Revés para la administración Trump
El panel de tres jueces, todos designados por presidentes demócratas, decidió mantener vigente la orden del juez Edward Chen, quien previamente había determinado que la secretaria de Seguridad Nacional, Kristi Noem, había excedido su autoridad al intentar revocar el programa. Esta decisión contradice los esfuerzos del Departamento de Justicia por suspender el fallo mientras se prepara una apelación más amplia.

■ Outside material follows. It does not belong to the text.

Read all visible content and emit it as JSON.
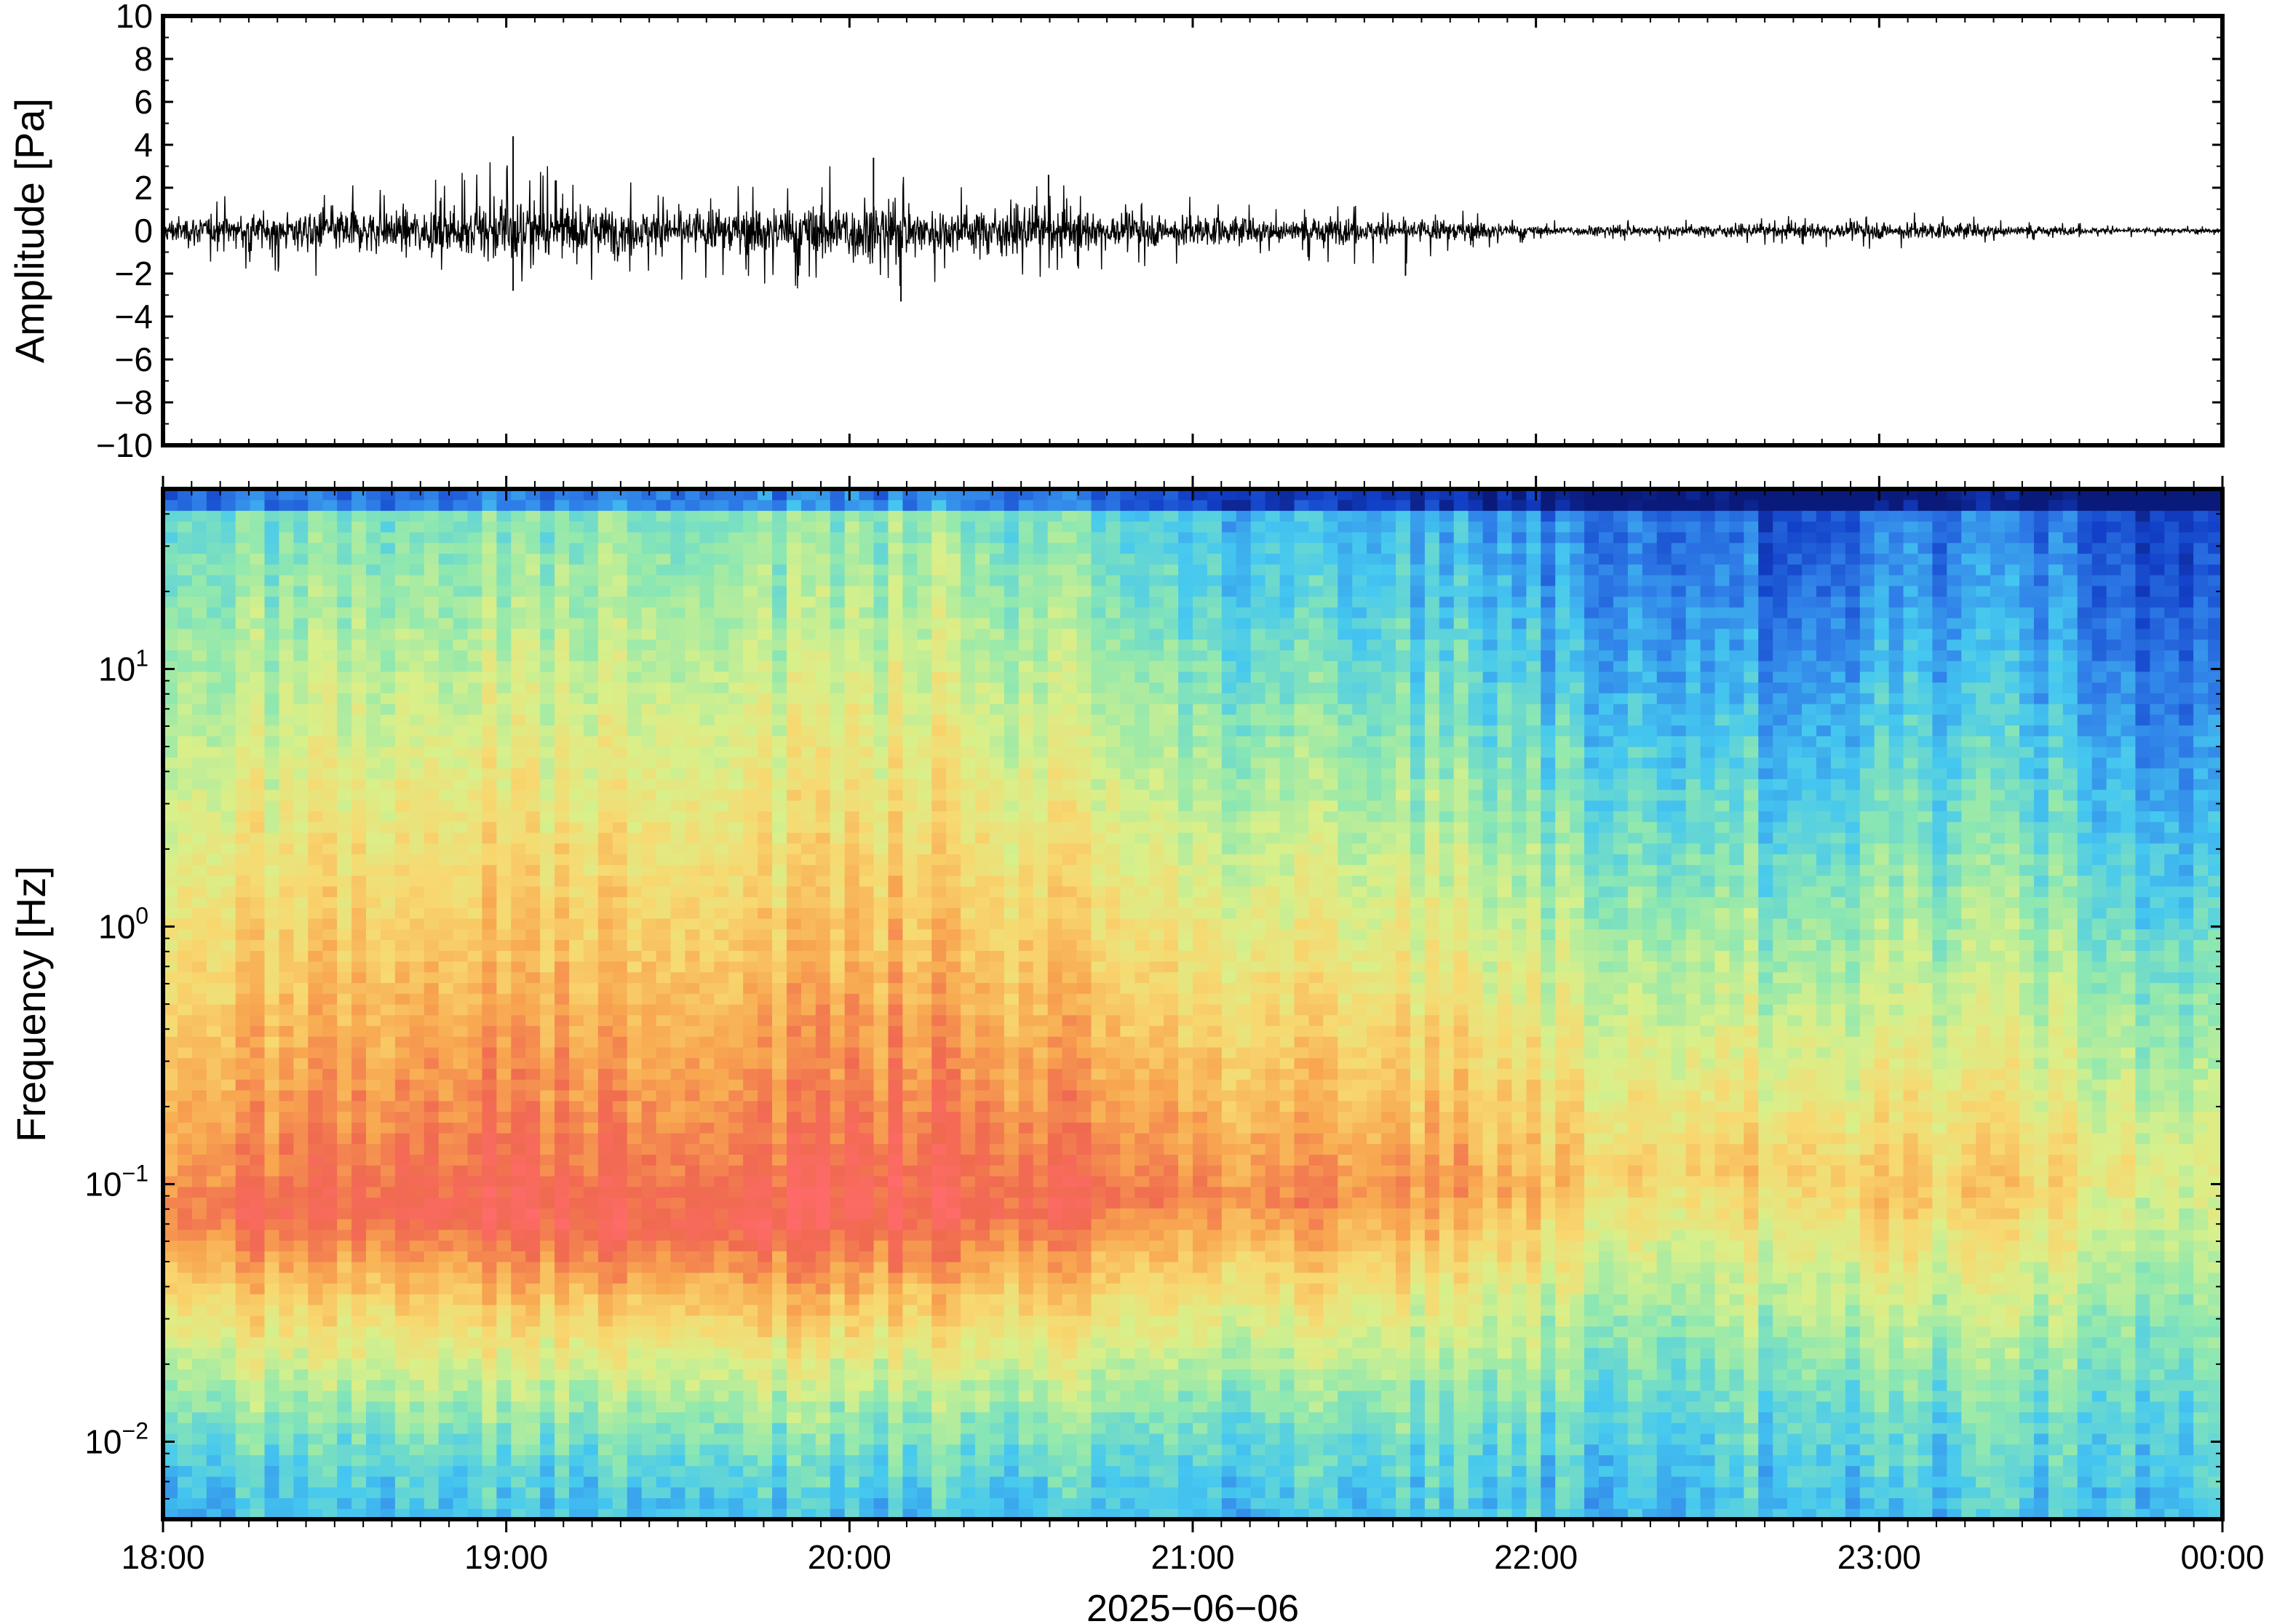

El tribunal subrayó que eliminar el TPS para Venezuela generaría graves consecuencias: desde expulsiones injustas y fragmentación de familias hasta la pérdida de empleos para miles de personas integradas en la sociedad estadounidense. Además, enfatizó que el Congreso nunca contempló que una acción administrativa unilateral pudiera dejar en el limbo a tantos individuos que han construido sus vidas en el país.

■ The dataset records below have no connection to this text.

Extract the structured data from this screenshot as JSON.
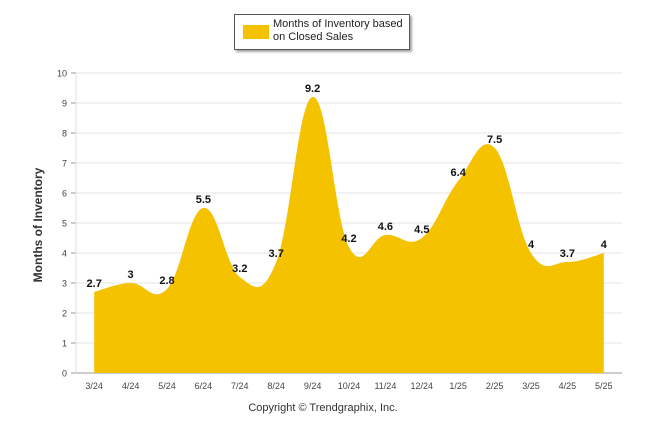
{
  "chart_data": {
    "type": "area",
    "categories": [
      "3/24",
      "4/24",
      "5/24",
      "6/24",
      "7/24",
      "8/24",
      "9/24",
      "10/24",
      "11/24",
      "12/24",
      "1/25",
      "2/25",
      "3/25",
      "4/25",
      "5/25"
    ],
    "series": [
      {
        "name": "Months of Inventory based on Closed Sales",
        "values": [
          2.7,
          3,
          2.8,
          5.5,
          3.2,
          3.7,
          9.2,
          4.2,
          4.6,
          4.5,
          6.4,
          7.5,
          4,
          3.7,
          4
        ],
        "labels": [
          "2.7",
          "3",
          "2.8",
          "5.5",
          "3.2",
          "3.7",
          "9.2",
          "4.2",
          "4.6",
          "4.5",
          "6.4",
          "7.5",
          "4",
          "3.7",
          "4"
        ]
      }
    ],
    "ylabel": "Months of Inventory",
    "xlabel": "",
    "ylim": [
      0,
      10
    ],
    "yticks": [
      "0",
      "1",
      "2",
      "3",
      "4",
      "5",
      "6",
      "7",
      "8",
      "9",
      "10"
    ],
    "grid": true,
    "legend": "top-center",
    "color": "#F5C200"
  },
  "footer": {
    "copyright": "Copyright © Trendgraphix, Inc."
  }
}
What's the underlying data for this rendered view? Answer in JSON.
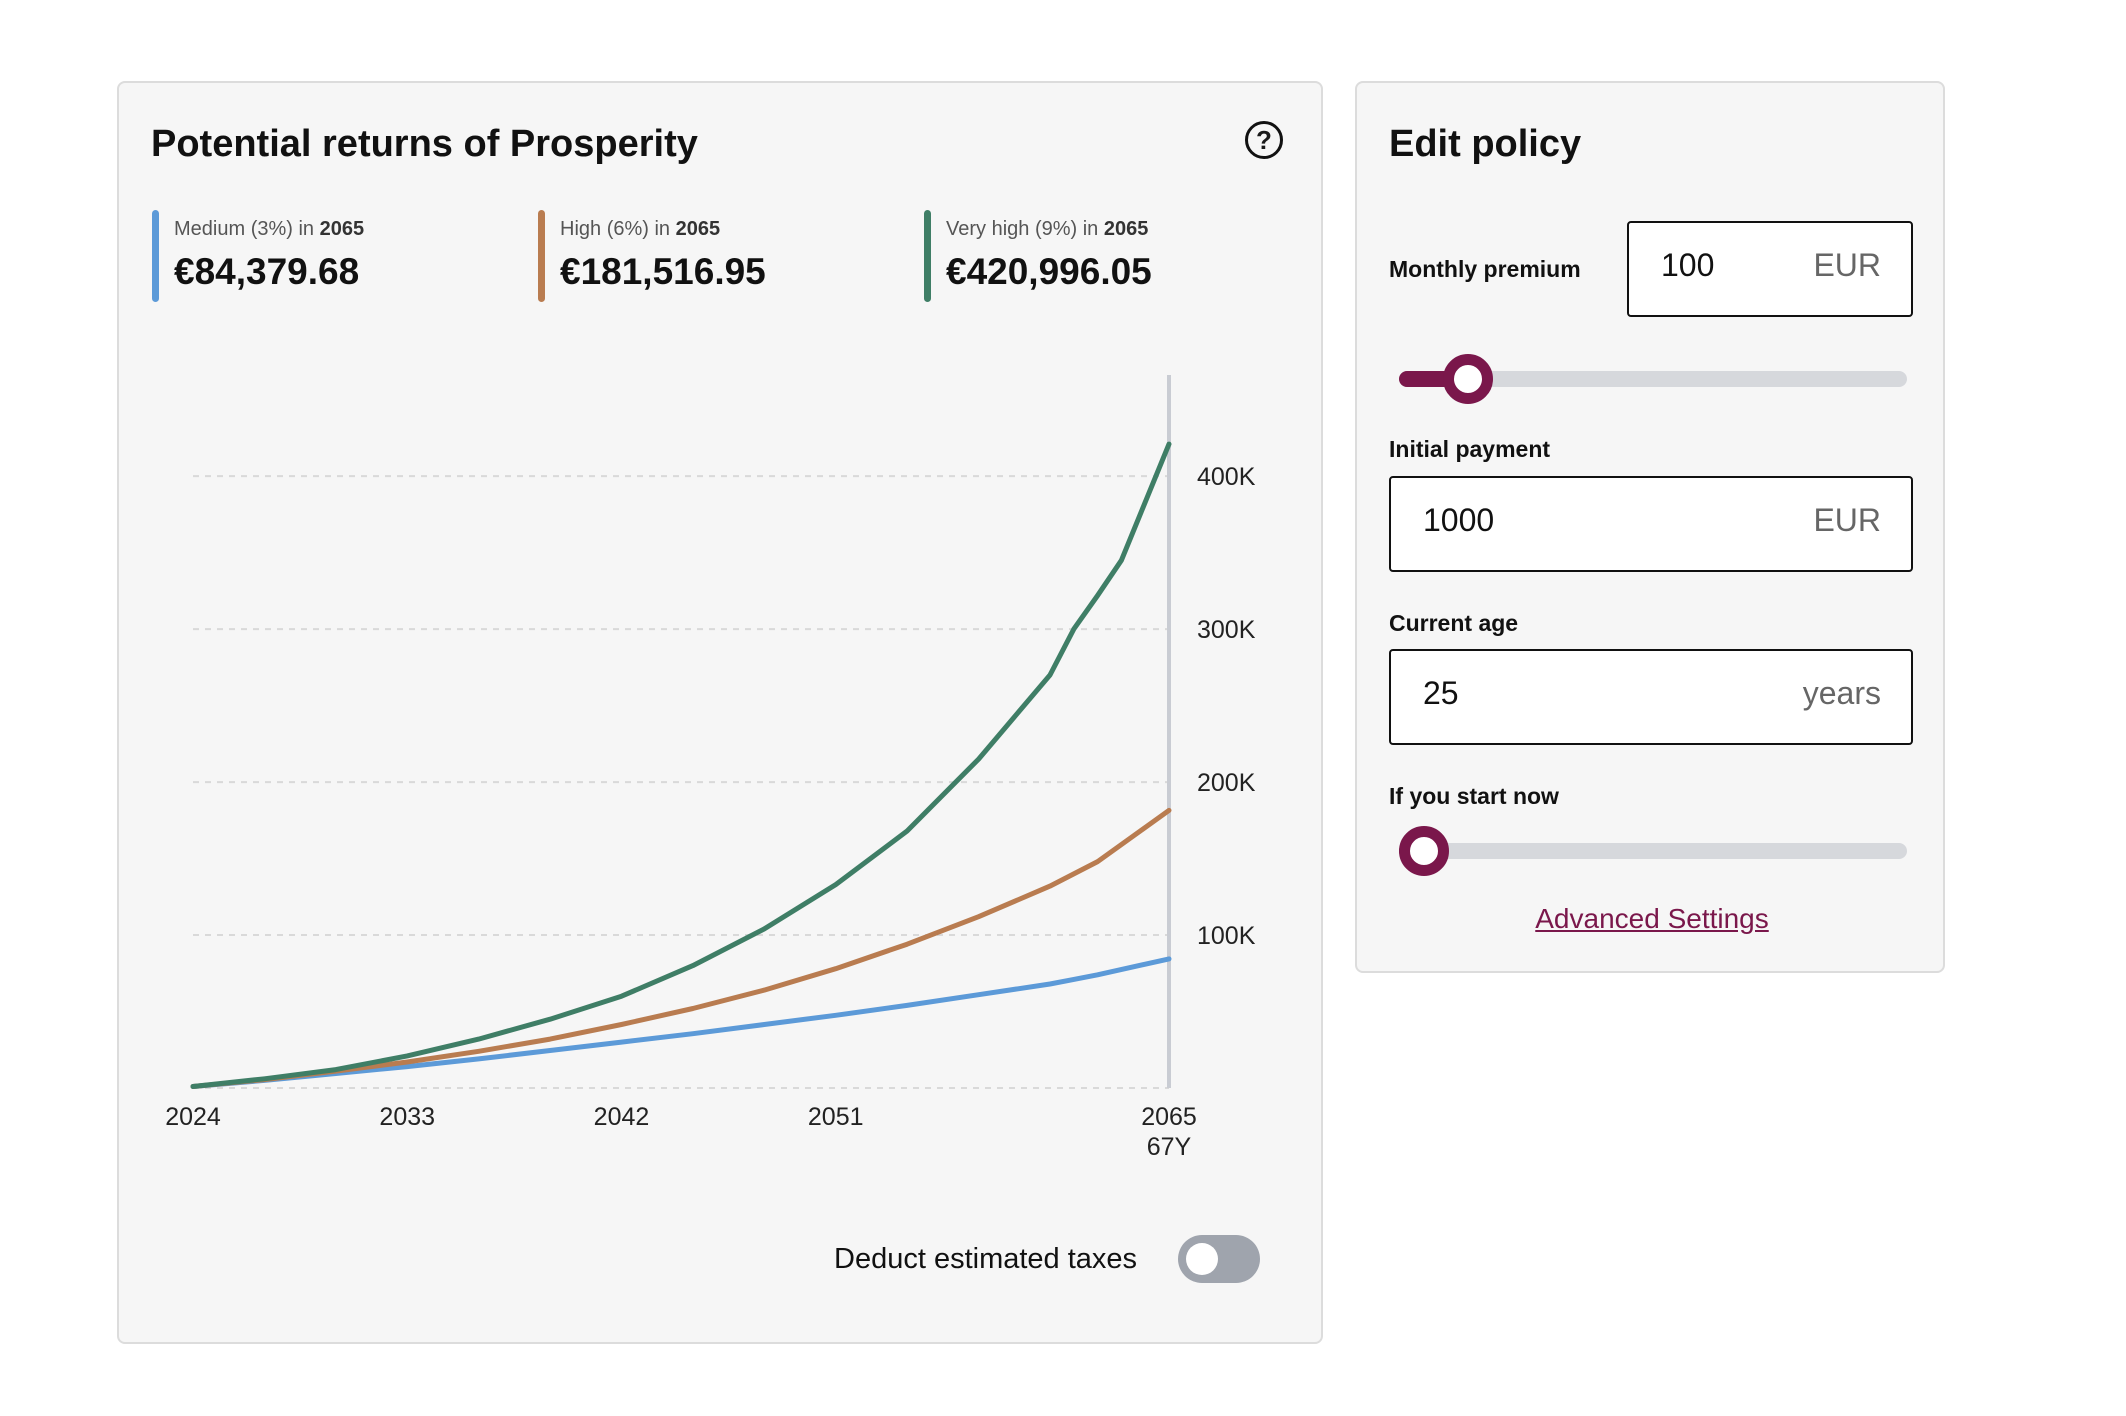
{
  "returns": {
    "title": "Potential returns of Prosperity",
    "help_icon": "question-circle-icon",
    "legend": [
      {
        "name": "Medium (3%)",
        "in": "in",
        "year": "2065",
        "value": "€84,379.68",
        "color": "#5c9ad8"
      },
      {
        "name": "High (6%)",
        "in": "in",
        "year": "2065",
        "value": "€181,516.95",
        "color": "#b97c50"
      },
      {
        "name": "Very high (9%)",
        "in": "in",
        "year": "2065",
        "value": "€420,996.05",
        "color": "#3f7e66"
      }
    ],
    "tax_toggle": {
      "label": "Deduct estimated taxes",
      "on": false
    }
  },
  "chart_data": {
    "type": "line",
    "x_ticks": [
      "2024",
      "2033",
      "2042",
      "2051",
      "2065"
    ],
    "x_end_sublabel": "67Y",
    "y_ticks": [
      "100K",
      "200K",
      "300K",
      "400K"
    ],
    "y_tick_values": [
      100000,
      200000,
      300000,
      400000
    ],
    "xlim": [
      2024,
      2065
    ],
    "ylim": [
      0,
      440000
    ],
    "grid": true,
    "series": [
      {
        "name": "Medium (3%)",
        "color": "#5c9ad8",
        "x": [
          2024,
          2027,
          2030,
          2033,
          2036,
          2039,
          2042,
          2045,
          2048,
          2051,
          2054,
          2057,
          2060,
          2061,
          2062,
          2065
        ],
        "y": [
          1000,
          5000,
          9500,
          14000,
          19000,
          24500,
          30000,
          35500,
          41500,
          47500,
          54000,
          61000,
          68000,
          71000,
          74000,
          84380
        ]
      },
      {
        "name": "High (6%)",
        "color": "#b97c50",
        "x": [
          2024,
          2027,
          2030,
          2033,
          2036,
          2039,
          2042,
          2045,
          2048,
          2051,
          2054,
          2057,
          2060,
          2061,
          2062,
          2065
        ],
        "y": [
          1000,
          5500,
          11000,
          17000,
          24000,
          32000,
          41500,
          52000,
          64000,
          78000,
          94000,
          112000,
          132000,
          140000,
          148000,
          181517
        ]
      },
      {
        "name": "Very high (9%)",
        "color": "#3f7e66",
        "x": [
          2024,
          2027,
          2030,
          2033,
          2036,
          2039,
          2042,
          2045,
          2048,
          2051,
          2054,
          2057,
          2060,
          2061,
          2062,
          2063,
          2065
        ],
        "y": [
          1000,
          6000,
          12000,
          21000,
          32000,
          45000,
          60000,
          80000,
          104000,
          133000,
          168000,
          215000,
          270000,
          300000,
          322000,
          345000,
          420996
        ]
      }
    ]
  },
  "policy": {
    "title": "Edit policy",
    "monthly_premium": {
      "label": "Monthly premium",
      "value": "100",
      "unit": "EUR",
      "slider_fraction": 0.12
    },
    "initial_payment": {
      "label": "Initial payment",
      "value": "1000",
      "unit": "EUR"
    },
    "current_age": {
      "label": "Current age",
      "value": "25",
      "unit": "years"
    },
    "start_now": {
      "label": "If you start now",
      "slider_fraction": 0.0
    },
    "advanced_link": "Advanced Settings"
  }
}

Respuesta del Gobierno y camino hacia la Corte Suprema
La portavoz del Departamento de Seguridad Nacional, Tricia McLaughlin, calificó el fallo como “un desafío abierto” contra la Corte Suprema, recordando que el máximo tribunal ya había permitido en mayo la finalización de protecciones para una parte de los migrantes afectados. Sin embargo, el Noveno Circuito consideró que la situación actual ameritaba mantener las salvaguardas mientras se resuelve el fondo del litigio. El Departamento de Justicia no descarta llevar nuevamente el caso ante la Corte Suprema para revertir esta decisión.

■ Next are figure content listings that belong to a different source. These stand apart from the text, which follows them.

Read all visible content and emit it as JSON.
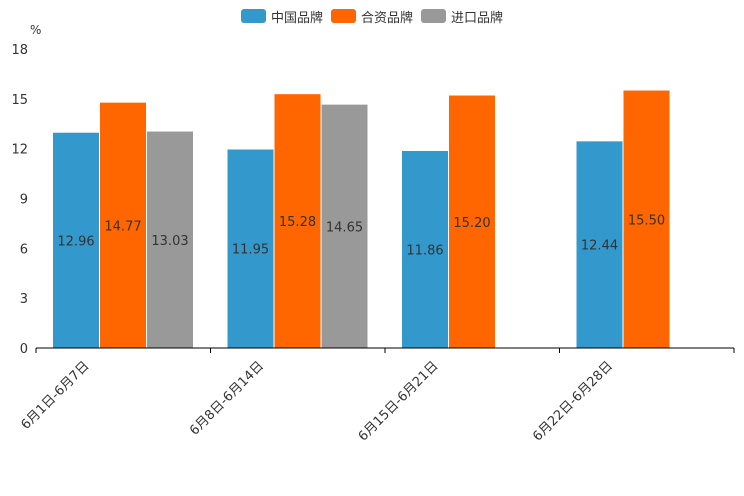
{
  "chart_data": {
    "type": "bar",
    "unit": "%",
    "categories": [
      "6月1日-6月7日",
      "6月8日-6月14日",
      "6月15日-6月21日",
      "6月22日-6月28日"
    ],
    "series": [
      {
        "name": "中国品牌",
        "color": "#3398CC",
        "values": [
          12.96,
          11.95,
          11.86,
          12.44
        ]
      },
      {
        "name": "合资品牌",
        "color": "#FF6600",
        "values": [
          14.77,
          15.28,
          15.2,
          15.5
        ]
      },
      {
        "name": "进口品牌",
        "color": "#999999",
        "values": [
          13.03,
          14.65,
          null,
          null
        ]
      }
    ],
    "ylim": [
      0,
      18
    ],
    "yticks": [
      0,
      3,
      6,
      9,
      12,
      15,
      18
    ],
    "legend_position": "top-center",
    "grid": false
  }
}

El TPS fue creado en 1991 para ofrecer alivio temporal a personas cuyos países sufren conflictos armados, desastres naturales u otras crisis extraordinarias. Durante el mandato del expresidente Joe Biden, el programa se amplió para incluir a cientos de miles de venezolanos y haitianos. La reciente tentativa de revocación, presentada en febrero por Noem, fue cuestionada por organizaciones de defensa de migrantes y afectados, quienes interpusieron la demanda que condujo al fallo favorable del miércoles.
Implicaciones para el futuro migratorio
La decisión del Noveno Circuito representa un respiro para miles de familias venezolanas en Estados Unidos, aunque la incertidumbre persiste mientras el caso podría escalar a la Corte Suprema.
Para los defensores de los migrantes, el fallo es una victoria provisional que refuerza la importancia del TPS como herramienta humanitaria y evidencia el papel clave de los tribunales en el control de las decisiones ejecutivas.